Plosser also used today's speech to draw a clear line between what the Fed should do to stabilize the economy and what it should do to stabilize financial markets.

He believes the Fed's three rate cuts will take time to work through the economy and that in the meantime growth will slow.

"Since monetary policy's effects on the economy occur with a lag, there is little monetary policy can do today to change economic activity in the first half of 2008."

In the meantime, "we will get some bad economic numbers from various sectors of the economy in the coming months," he added.

But beyond the immediate short term, Plosser was more optimistic. He reckons the economy will "improve appreciably by the third and fourth quarters of 2008, and that is when any monetary policy action today will begin to have noticeable effects."

On the credit market front, the Fed's new Term Auction Facility (TAF) program should help stabilize financial markets and provide liquidity when the interbank lending markets "are under stress and not functioning smoothly," he added.

Plosser said early evidence suggests the first two 20 bln usd auctions were successful.

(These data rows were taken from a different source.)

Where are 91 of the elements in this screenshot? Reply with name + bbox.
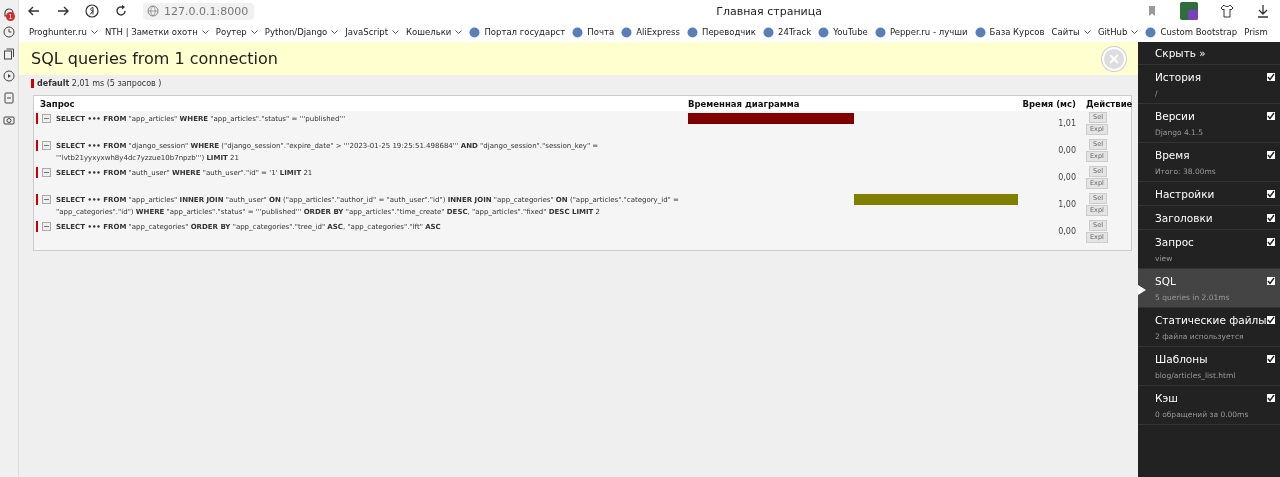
checkbox[interactable] [1267, 73, 1275, 81]
connection-summary: default 2,01 ms (5 запросов ) [31, 79, 162, 88]
download-icon[interactable] [1256, 4, 1270, 18]
close-icon [1107, 51, 1121, 66]
panel-title: SQL queries from 1 connection [31, 49, 278, 68]
site-info-icon[interactable] [147, 5, 159, 17]
favicon-icon [974, 26, 986, 38]
checkbox[interactable] [1267, 112, 1275, 120]
favicon-icon [1145, 26, 1157, 38]
column-header: Временная диаграмма [688, 98, 801, 109]
bookmark-link[interactable]: База Курсов [974, 26, 1045, 38]
note-icon[interactable] [3, 92, 15, 104]
bookmark-link[interactable]: Переводчик [687, 26, 756, 38]
bookmark-folder[interactable]: Кошельки [406, 27, 463, 37]
panel-title: Версии [1155, 110, 1195, 122]
favicon-icon [572, 26, 584, 38]
expand-button[interactable] [42, 114, 51, 123]
pages-icon[interactable] [3, 48, 15, 60]
checkbox[interactable] [1267, 214, 1275, 222]
bookmark-folder[interactable]: Роутер [215, 27, 258, 37]
panel-title: Шаблоны [1155, 353, 1208, 365]
chevron-down-icon [455, 29, 463, 35]
panel-title: История [1155, 71, 1201, 83]
browser-logo-icon[interactable] [85, 4, 99, 18]
bookmark-link[interactable]: YouTube [818, 26, 868, 38]
favicon-icon [469, 26, 481, 38]
expand-button[interactable] [42, 141, 51, 150]
toolbar-panel-item[interactable]: Заголовки [1138, 206, 1280, 230]
reload-icon[interactable] [114, 4, 128, 18]
hide-toolbar-link[interactable]: Скрыть » [1138, 42, 1280, 65]
expand-button[interactable] [42, 168, 51, 177]
expand-button[interactable] [42, 222, 51, 231]
favicon-icon [874, 26, 886, 38]
chevron-down-icon [90, 29, 98, 35]
chevron-down-icon [250, 29, 258, 35]
bookmark-folder[interactable]: JavaScript [345, 27, 399, 37]
column-header: Время (мс) [1021, 98, 1076, 109]
panel-title: Статические файлы [1155, 314, 1267, 326]
chevron-down-icon [201, 29, 209, 35]
bookmark-link[interactable]: Pepper.ru - лучши [874, 26, 968, 38]
favicon-icon [818, 26, 830, 38]
forward-icon[interactable] [56, 4, 70, 18]
back-icon[interactable] [27, 4, 41, 18]
query-time: 0,00 [1058, 172, 1076, 182]
panel-title: Запрос [1155, 236, 1194, 248]
checkbox[interactable] [1267, 190, 1275, 198]
bookmark-folder[interactable]: Python/Django [264, 27, 339, 37]
play-icon[interactable] [3, 70, 15, 82]
checkbox[interactable] [1267, 394, 1275, 402]
page-title: Главная страница [715, 4, 823, 18]
shirt-icon[interactable] [1220, 4, 1234, 18]
panel-title: Кэш [1155, 392, 1178, 404]
checkbox[interactable] [1267, 238, 1275, 246]
panel-title: Заголовки [1155, 212, 1213, 224]
expand-button[interactable] [42, 195, 51, 204]
chevron-down-icon [1131, 29, 1139, 35]
pointer-triangle-icon [1138, 285, 1146, 295]
bookmark-link[interactable]: Custom Bootstrap [1145, 26, 1238, 38]
clock-icon[interactable] [3, 26, 15, 38]
query-time: 0,00 [1058, 145, 1076, 155]
column-header: Запрос [39, 98, 76, 109]
bookmark-link[interactable]: 24Track [763, 26, 812, 38]
chevron-down-icon [331, 29, 339, 35]
chevron-down-icon [391, 29, 399, 35]
favicon-icon [621, 26, 633, 38]
checkbox[interactable] [1267, 277, 1275, 285]
query-time: 1,01 [1058, 118, 1076, 128]
toolbar-panel-item[interactable]: Настройки [1138, 182, 1280, 206]
panel-title: Настройки [1155, 188, 1215, 200]
favicon-icon [763, 26, 775, 38]
bookmark-folder[interactable]: NTH | Заметки охотн [105, 27, 209, 37]
bookmark-link[interactable]: Портал государст [469, 26, 566, 38]
panel-title: Время [1155, 149, 1190, 161]
query-time: 1,00 [1058, 199, 1076, 209]
checkbox[interactable] [1267, 316, 1275, 324]
bookmark-link[interactable]: Почта [572, 26, 615, 38]
query-time: 0,00 [1058, 226, 1076, 236]
checkbox[interactable] [1267, 151, 1275, 159]
bookmark-folder[interactable]: Proghunter.ru [29, 27, 98, 37]
column-header: Действие [1085, 98, 1131, 109]
checkbox[interactable] [1267, 355, 1275, 363]
bookmark-link[interactable]: Prism [1244, 27, 1268, 37]
camera-icon[interactable] [3, 114, 15, 126]
chevron-down-icon [1083, 29, 1091, 35]
panel-title: SQL [1155, 275, 1176, 287]
bookmark-folder[interactable]: Сайты [1051, 27, 1091, 37]
favicon-icon [687, 26, 698, 38]
bookmark-link[interactable]: AliExpress [621, 26, 680, 38]
bookmark-icon[interactable] [1146, 5, 1158, 17]
bookmark-folder[interactable]: GitHub [1097, 27, 1139, 37]
address-bar[interactable]: 127.0.0.1:8000 [143, 2, 255, 20]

Two more have been scheduled later this month.

The key point, he said, is that "the TAF did not change the stance of monetary policy. The Fed actually withdrew funds through open market operations as it injected term liquidity through the TAF."

Plosser was already known as one of the inflation "hawks" among the regional Fed bank presidents. His analysis confirms a preference for avoiding further rate cuts and the risk of further inflation as long as financial markets problems do not pose a danger to the rest of the economy.